In January 2006, Baylor University announced that Anton Armstrong was selected from a field of 118 distinguished nominees to receive the Robert Foster Cherry Award for Great Teaching. The award is designed to honor great teachers, to stimulate discussion in the academy about the value of teaching and to encourage departments and institutions to value their own great teachers. He spent February-June 2007 in residency at Baylor University as a visiting professor.
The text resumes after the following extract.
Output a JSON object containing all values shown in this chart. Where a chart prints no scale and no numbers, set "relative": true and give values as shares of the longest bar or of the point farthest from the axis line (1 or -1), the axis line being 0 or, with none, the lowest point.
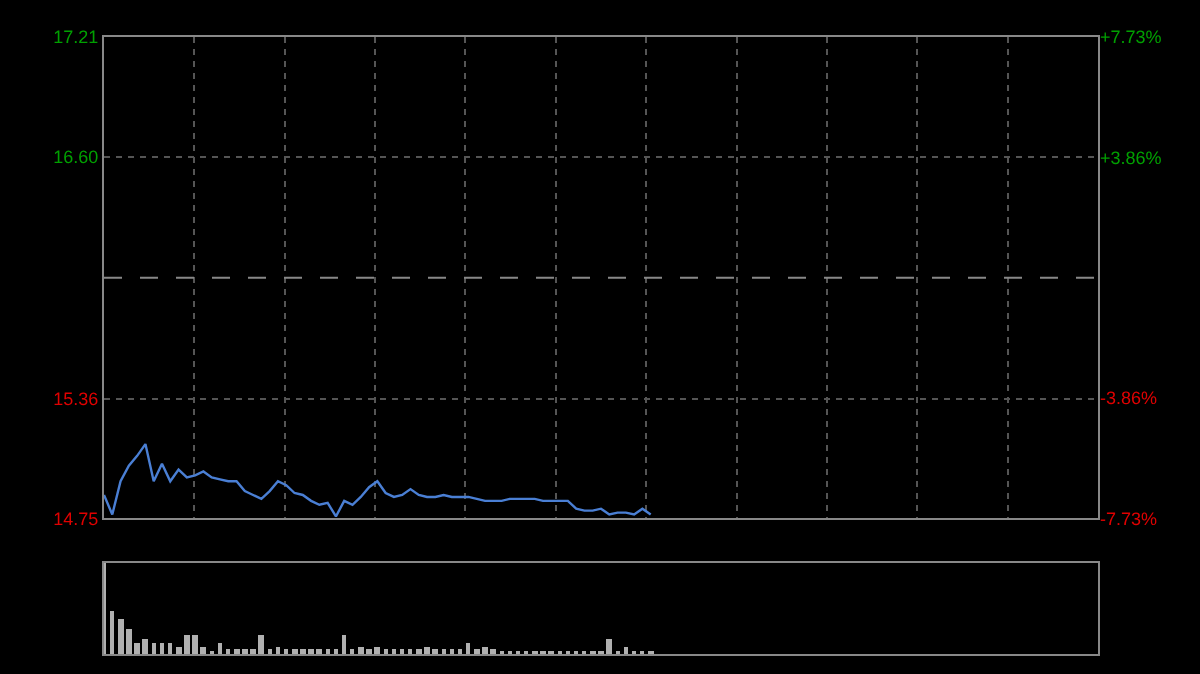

During 2008-2009 Dr. Armstrong will serve as conductor of All-State Choirs in Florida, Georgia, and Tennessee.   In December 2008, he presented a three-day seminar in Israel on the topic of “The Hebrew Characters in the African American Spiritual,” at the Invitation of the Israeli Choral Directors Association in Tel-Aviv and Jerusalem. Also, he is leading choral festivals in the Smetana Hall, Prague, Czech Republic, as well as Carnegie Hall, New York, and the Kennedy Center, Washington, D.C.  Additional guest conducting and lecturing engagements this season include appearances in Minnesota, North Carolina, Ohio, Michigan, Florida, South Carolina, Kansas, Texas, and Kentucky.